Saturday, May 28, 2005

The New Queen West

the drake hotel toronto
Originally uploaded by 416style.
Back in the day, Queen West was the place to go, to eat and to shop, but the big boys and big brands moved in, and though it still has some charm and style, cool had to move further west. It did, and West Queen West was born. More great boutiques and eateries, including Susur Lee’s designer fish and chip shop.

This became the new trendy part of Queen, now near Trinity Park, but it too has lost its original boho charm. So let’s go further west, out near the Queen Street Mental Health monolith. Welcome. Until recently, the rundown area didn’t see too much action, but it’s come alive, and it is the new cool. Now galleries and subdued cafes easily mix with greasy spoons and vintage clothing shops.

I’d long meant to see what the area had to offer. Today was the perfect opportunity, I’d drank too much at The Drake Hotel last night and had to go back for my car this morning. So this is where my stroll began, at The Drake’s Beaconsfield Street. 18 galleries I counted, on a 6 block stretch to Shaw.

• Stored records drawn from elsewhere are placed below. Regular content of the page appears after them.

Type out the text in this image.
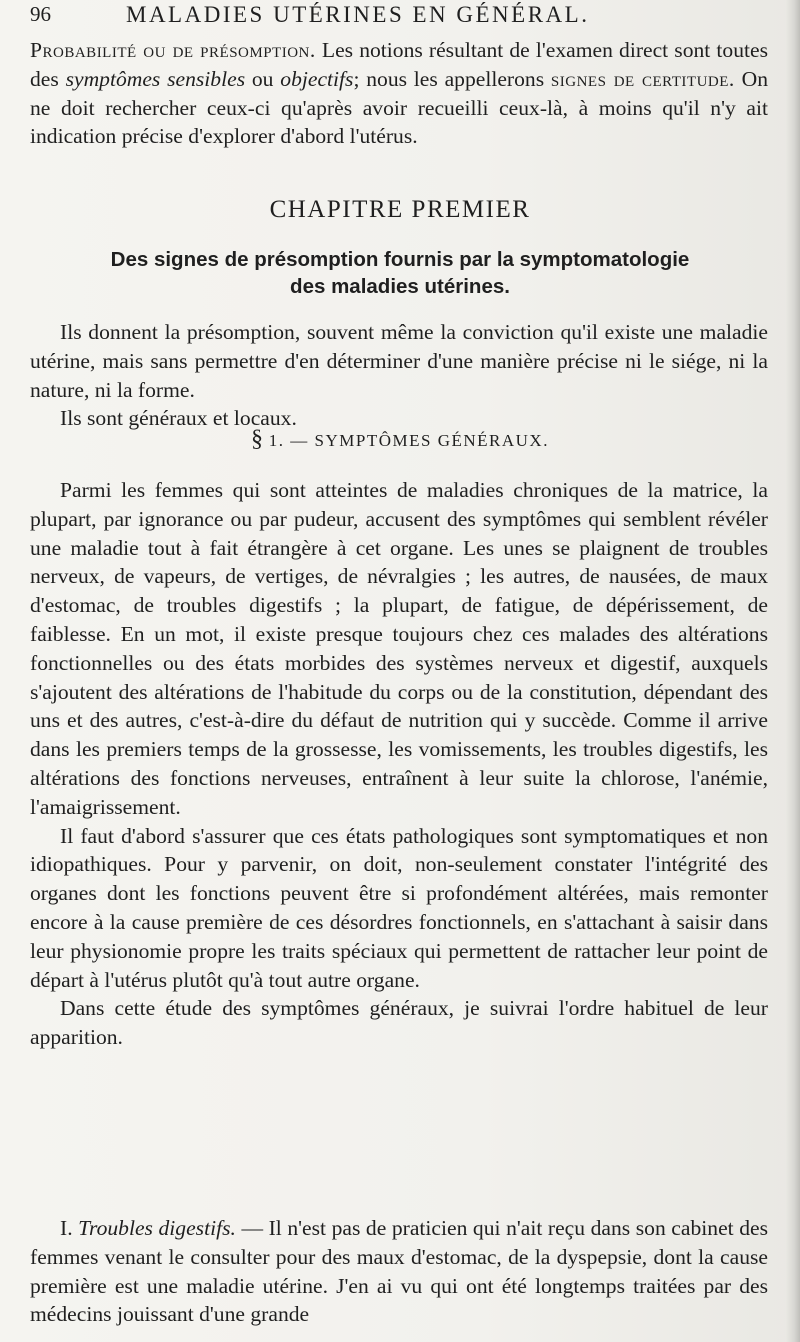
96	MALADIES UTÉRINES EN GÉNÉRAL.

Probabilité ou de présomption. Les notions résultant de l'examen direct sont toutes des symptômes sensibles ou objectifs; nous les appellerons signes de certitude. On ne doit rechercher ceux-ci qu'après avoir recueilli ceux-là, à moins qu'il n'y ait indication précise d'explorer d'abord l'utérus.

CHAPITRE PREMIER
Des signes de présomption fournis par la symptomatologie
des maladies utérines.

Ils donnent la présomption, souvent même la conviction qu'il existe une maladie utérine, mais sans permettre d'en déterminer d'une manière précise ni le siége, ni la nature, ni la forme.

Ils sont généraux et locaux.

§ 1. — SYMPTÔMES GÉNÉRAUX.

Parmi les femmes qui sont atteintes de maladies chroniques de la matrice, la plupart, par ignorance ou par pudeur, accusent des symptômes qui semblent révéler une maladie tout à fait étrangère à cet organe. Les unes se plaignent de troubles nerveux, de vapeurs, de vertiges, de névralgies ; les autres, de nausées, de maux d'estomac, de troubles digestifs ; la plupart, de fatigue, de dépérissement, de faiblesse. En un mot, il existe presque toujours chez ces malades des altérations fonctionnelles ou des états morbides des systèmes nerveux et digestif, auxquels s'ajoutent des altérations de l'habitude du corps ou de la constitution, dépendant des uns et des autres, c'est-à-dire du défaut de nutrition qui y succède. Comme il arrive dans les premiers temps de la grossesse, les vomissements, les troubles digestifs, les altérations des fonctions nerveuses, entraînent à leur suite la chlorose, l'anémie, l'amaigrissement.

Il faut d'abord s'assurer que ces états pathologiques sont symptomatiques et non idiopathiques. Pour y parvenir, on doit, non-seulement constater l'intégrité des organes dont les fonctions peuvent être si profondément altérées, mais remonter encore à la cause première de ces désordres fonctionnels, en s'attachant à saisir dans leur physionomie propre les traits spéciaux qui permettent de rattacher leur point de départ à l'utérus plutôt qu'à tout autre organe.

Dans cette étude des symptômes généraux, je suivrai l'ordre habituel de leur apparition.

I. Troubles digestifs. — Il n'est pas de praticien qui n'ait reçu dans son cabinet des femmes venant le consulter pour des maux d'estomac, de la dyspepsie, dont la cause première est une maladie utérine. J'en ai vu qui ont été longtemps traitées par des médecins jouissant d'une grande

I hadn’t even noticed the largest of them before, the MOCCA (Museum of Canadian Contemporary Art). Its student art show didn’t impress me the same way the smaller galleries work did, where works of art, design and science hung and were projected onto spaces gutted to the reveal the guts and bones of an original 1800’s building.

The Deleon White gallery with it’s massive ceilings took me in. I nodded to the fantastic little man working away on his mac G4 laptop. Upstairs, the Emmersive gallery showed me what a water drop looks like magnified and made luminescent by a laser beam. The Spin Gallery had its homo-moderne twist of New York 70s body art.

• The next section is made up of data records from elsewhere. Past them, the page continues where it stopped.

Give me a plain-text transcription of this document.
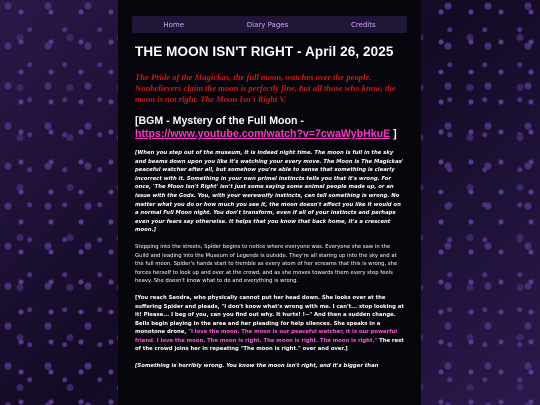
Home	Diary Pages	Credits
THE MOON ISN'T RIGHT - April 26, 2025
The Pride of the Magickas, the full moon, watches over the people. Nonbelievers claim the moon is perfectly fine, but all those who know, the moon is not right. The Moon Isn't Right V.
[BGM - Mystery of the Full Moon - https://www.youtube.com/watch?v=7cwaWybHkuE ]
[When you step out of the museum, it is indeed night time. The moon is full in the sky and beams down upon you like it's watching your every move. The Moon is The Magickas' peaceful watcher after all, but somehow you're able to sense that something is clearly incorrect with it. Something in your own primal instincts tells you that it's wrong. For once, 'The Moon Isn't Right' isn't just some saying some animal people made up, or an issue with the Gods. You, with your werewolfy instincts, can tell something is wrong. No matter what you do or how much you see it, the moon doesn't affect you like it would on a normal Full Moon night. You don't transform, even if all of your instincts and perhaps even your fears say otherwise. It helps that you know that back home, it's a crescent moon.]
Stepping into the streets, Spider begins to notice where everyone was. Everyone she saw in the Guild and leading into the Museum of Legends is outside. They're all staring up into the sky and at the full moon. Spider's hands start to tremble as every atom of her screams that this is wrong, she forces herself to look up and over at the crowd, and as she moves towards them every step feels heavy. She doesn't know what to do and everything is wrong.
[You reach Sandra, who physically cannot put her head down. She looks over at the suffering Spider and pleads, "I don't know what's wrong with me. I can't... stop looking at it! Please... I beg of you, can you find out why. It hurts! !--" And then a sudden change. Bells begin playing in the area and her pleading for help silences. She speaks in a monotone drone, "I love the moon. The moon is our peaceful watcher, it is our powerful friend. I love the moon. The moon is right. The moon is right. The moon is right." The rest of the crowd joins her in repeating "The moon is right." over and over.]
[Something is horribly wrong. You know the moon isn't right, and it's bigger than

A few blocks further down, at the Clint Roenisch Gallery, I realized that gallery owners whiling away at their G4’s is a bit of a cliché. I enjoyed the artist’s printing techniques while coyly smiling in his direction.

Katherine Mulherin’s Contemporary Art Projects space was most impressive (see link). Strewn across the walls were small frames of needlework showing little Japanese space girls partying with polar bears, something I’m sure Bjork would love to see. There were futuristic robot dolls and also a map of the world etched out of several old layers of paint on an antique piece of wood. I liked that the space contained a variety of media and artists' work.

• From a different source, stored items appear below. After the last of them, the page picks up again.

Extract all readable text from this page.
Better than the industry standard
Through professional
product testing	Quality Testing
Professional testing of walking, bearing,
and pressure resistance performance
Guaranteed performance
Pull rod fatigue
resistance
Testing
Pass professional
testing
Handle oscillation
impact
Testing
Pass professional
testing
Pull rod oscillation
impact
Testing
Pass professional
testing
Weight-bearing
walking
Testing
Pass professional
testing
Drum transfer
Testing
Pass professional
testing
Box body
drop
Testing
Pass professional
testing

How charming this street is, I thought as I looked up to the sign for Camera Bar, a swank and original little space used for screening movies. This, I thought, had to be filmmaker Atom Egoyan’s new venture. It was indeed. The filmmaker sat at the edge of its communal table, while people poured out into the street, no doubt reflecting on the latest kudos received at Cannes.

So cool can be found, but not always where you’d think. Because if everybody already knows about it no doubt it's already lost some originality, and isn't that what cool is all about.

Explore a little farther down the street next time and see where it takes you.


Anonymous Anonymous said...

Thank you for the reply on MYSPACES, I'm happy it was a positive note concering graf art. Not many people are fond of such a great art form. So do you live on Queen St. I use to live on Queen, right near the Drake on Beaconsfield. I liked it but my roomie was into coke and had dealers at our house all hours of the night. I want to move back soon, living in the city is wonderful, much better then ...Burlington!
The artist you speak of is PLUM BUTTER, I have some more of his work also, visit back later and I will post some of his pieces!

Blogger Bells said...

Hehehe. I think I've seen bits and pieces of Toronto. And the pics. you show in this blog... it's still not the same as downtown Quebec City. =/ I don't know how you can hide something like that in Toronto. And my parents loooove European architecture. I would have seen them a million times already if there was any. Oh well... maybe I really am missing out on Toronto.